Smith came to the presentation appropriately dressed in a t-shirt with a cartoon knight pulling a thorn out of a cartoon dragon’s foot. A stuffed dragon plush toy adorned the table next to the podium. Her comps presentation was a study of dragons as they appear in English literature and how their portrayal has shifted with time. In the earliest mentions of dragons, such as in the Bible, Beowulf, and The Faerie Queene, the dragon is a force of evil and chaos that comes from outside society. The beast is often a symbol of the wilderness, and the hero must go out and conquer the dragon in order to preserve order within society.
But, Smith says, a shift happened in our thinking about dragons right around the Romantic period (Frankenstein’s a good example of a novel from this period). By this point in history, we’d run out of wilderness to conquer! We began to have a problem with the simple good versus evil dichotomy, worrying much more about the evils that come from within society. In the literature, dragons became much more complicated figures.

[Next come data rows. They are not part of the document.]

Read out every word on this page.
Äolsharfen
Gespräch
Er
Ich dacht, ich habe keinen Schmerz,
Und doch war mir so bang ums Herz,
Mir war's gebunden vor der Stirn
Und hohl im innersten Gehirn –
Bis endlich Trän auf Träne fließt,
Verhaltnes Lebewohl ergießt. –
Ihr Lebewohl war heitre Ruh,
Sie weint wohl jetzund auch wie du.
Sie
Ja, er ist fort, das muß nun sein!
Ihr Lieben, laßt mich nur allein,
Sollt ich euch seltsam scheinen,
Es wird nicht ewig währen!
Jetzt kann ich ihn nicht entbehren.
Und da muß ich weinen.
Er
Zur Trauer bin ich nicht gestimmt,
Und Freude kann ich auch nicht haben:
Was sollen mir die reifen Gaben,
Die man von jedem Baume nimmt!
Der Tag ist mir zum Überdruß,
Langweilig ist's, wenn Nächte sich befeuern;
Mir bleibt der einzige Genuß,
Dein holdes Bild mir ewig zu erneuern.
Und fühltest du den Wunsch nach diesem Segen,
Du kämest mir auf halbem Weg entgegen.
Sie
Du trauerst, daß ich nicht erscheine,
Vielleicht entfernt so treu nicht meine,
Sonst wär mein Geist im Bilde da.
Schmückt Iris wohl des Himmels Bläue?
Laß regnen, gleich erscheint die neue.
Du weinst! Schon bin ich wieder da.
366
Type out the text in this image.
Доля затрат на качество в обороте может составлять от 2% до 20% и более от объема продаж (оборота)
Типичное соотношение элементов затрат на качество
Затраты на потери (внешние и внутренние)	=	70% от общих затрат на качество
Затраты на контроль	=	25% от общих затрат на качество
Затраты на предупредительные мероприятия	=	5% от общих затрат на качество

Smith focused on three modern works of literature about dragons as examples. Ursula Le Guin’s Earthsea trilogy, the oldest, features a dragon that eats people. Ged, the main character, negotiates a truce with the dragon instead of simply killing it. Patricia C. Wrede '74 wrote the Enchanted Forest series in which traditional fairy tales are turned on their heads--the Princess Cimorene deliberately leaves home to ask the dragons for a job, and finds that they are much friendlier people than the humans are.
And who could forget Christopher Paolini’s Inheritance trilogy? Smith begins with the caveat that “these books were written by a 17-year-old,” but points out that Saphira, the dragon, is Eragon’s best friend. The elves, who are considered models of behavior, are one with nature rather than attempting to conquer it. “They don’t cut cucumbers off the vine, they sing cucumbers off the vine.”